By definition, God is an omnipresent, omnitemporal and omnipotent being. His presence is therefore logically prior to all of the created world.  We cannot say that God is temporally prior, since "before time" is definitionally absurd. Instead, we can say that God is the basis of and the reason for the created world. As the first and the final cause, God’s being logically precedes the being of His creation.  God chose to create heaven and earth within time, while maintaining His infinite presence extra-temporally (proper translation is "In the beginning, when God created..." and this implies time already existing when God wills into existence the material universe).  God is named in the original Hebrew as “Elohim,” a plural form which indicates the power and authority of many attributes, combined in one divine being where all these attributes are totally compatible with one another. Thus, in God, His judgment is His mercy, His transcendence is His immanence, etc. Elohim is the author of heaven and earth by exertion of His will, which is His self-revelation in creation. 

God’s action on the dark, formless earth and waters imposes new and marvelous order on these formerly dreary voids, which saves them from the eternal darkness that is the endpoint of disorder without salvation. We see that creation in Genesis is not so much creatio ex nihilo, as it is bringing order to what is disordered. God's action is the outward expression of His will, and His will is in absolute harmony with His ordered, harmonious, loving nature.
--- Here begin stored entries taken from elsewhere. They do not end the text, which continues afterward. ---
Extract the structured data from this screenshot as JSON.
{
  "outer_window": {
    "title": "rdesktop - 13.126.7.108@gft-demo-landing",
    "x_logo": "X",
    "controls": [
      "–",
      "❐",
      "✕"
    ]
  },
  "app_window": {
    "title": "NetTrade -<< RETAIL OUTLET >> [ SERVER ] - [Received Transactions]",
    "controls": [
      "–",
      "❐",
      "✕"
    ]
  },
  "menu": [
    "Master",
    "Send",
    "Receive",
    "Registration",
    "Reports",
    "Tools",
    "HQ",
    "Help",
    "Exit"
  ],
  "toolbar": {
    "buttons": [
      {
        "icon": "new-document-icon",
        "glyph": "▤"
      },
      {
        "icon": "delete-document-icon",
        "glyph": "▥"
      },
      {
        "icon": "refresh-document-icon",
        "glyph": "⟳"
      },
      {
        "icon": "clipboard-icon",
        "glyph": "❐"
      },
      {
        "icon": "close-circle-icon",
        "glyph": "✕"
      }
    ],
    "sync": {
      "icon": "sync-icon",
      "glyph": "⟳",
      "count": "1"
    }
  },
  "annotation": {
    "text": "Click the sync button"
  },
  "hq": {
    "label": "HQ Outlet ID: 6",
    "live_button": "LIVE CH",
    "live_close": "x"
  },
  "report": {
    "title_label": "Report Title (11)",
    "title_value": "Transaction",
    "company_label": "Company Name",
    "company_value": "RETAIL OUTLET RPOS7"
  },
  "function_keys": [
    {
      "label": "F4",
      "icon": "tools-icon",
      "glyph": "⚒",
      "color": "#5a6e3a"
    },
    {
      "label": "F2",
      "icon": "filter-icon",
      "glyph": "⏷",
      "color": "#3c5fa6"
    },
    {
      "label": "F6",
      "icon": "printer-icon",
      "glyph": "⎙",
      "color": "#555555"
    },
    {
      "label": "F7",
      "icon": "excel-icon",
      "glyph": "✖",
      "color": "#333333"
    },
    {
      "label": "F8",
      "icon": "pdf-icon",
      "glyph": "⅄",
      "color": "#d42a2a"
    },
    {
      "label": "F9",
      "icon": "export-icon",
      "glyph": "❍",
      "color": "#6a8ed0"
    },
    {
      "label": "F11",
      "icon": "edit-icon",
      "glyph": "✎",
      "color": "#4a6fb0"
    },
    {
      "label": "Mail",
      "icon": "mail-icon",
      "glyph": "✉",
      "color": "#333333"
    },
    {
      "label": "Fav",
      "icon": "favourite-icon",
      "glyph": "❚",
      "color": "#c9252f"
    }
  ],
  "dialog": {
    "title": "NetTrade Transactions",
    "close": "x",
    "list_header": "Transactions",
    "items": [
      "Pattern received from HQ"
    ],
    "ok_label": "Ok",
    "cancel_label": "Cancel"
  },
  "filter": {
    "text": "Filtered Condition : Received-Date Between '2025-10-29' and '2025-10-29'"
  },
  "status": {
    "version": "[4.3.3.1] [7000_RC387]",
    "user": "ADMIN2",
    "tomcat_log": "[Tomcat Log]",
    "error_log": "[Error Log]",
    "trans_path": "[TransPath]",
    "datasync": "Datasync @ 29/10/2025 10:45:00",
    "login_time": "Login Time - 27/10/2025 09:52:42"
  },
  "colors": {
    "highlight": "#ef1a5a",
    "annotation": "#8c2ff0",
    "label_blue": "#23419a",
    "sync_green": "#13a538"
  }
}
As the Spirit of God moves over the face of the waters, He hovers in a loving, womblike embrace of the disordered precursors of life, protecting what is disordered so that it can later become stable, growing, ordered creation.


It is God's Word, distinct from the Spirit of God, that initiates the first stroke of order on complete disorder ("And God said, Let there be light..."). Imposing order on what had been disordered is salvation, so God's Word is creative and salvific. God's Word also reveals God's nature, and so it is also revelatory. So, the Incarnation of God's Word in Jesus Christ will be creative (we are made "new creatures" in Christ), salvific (we are saved in Christ), and revelatory (if you see me, you see the Father). Creation = Salvation = Revelation.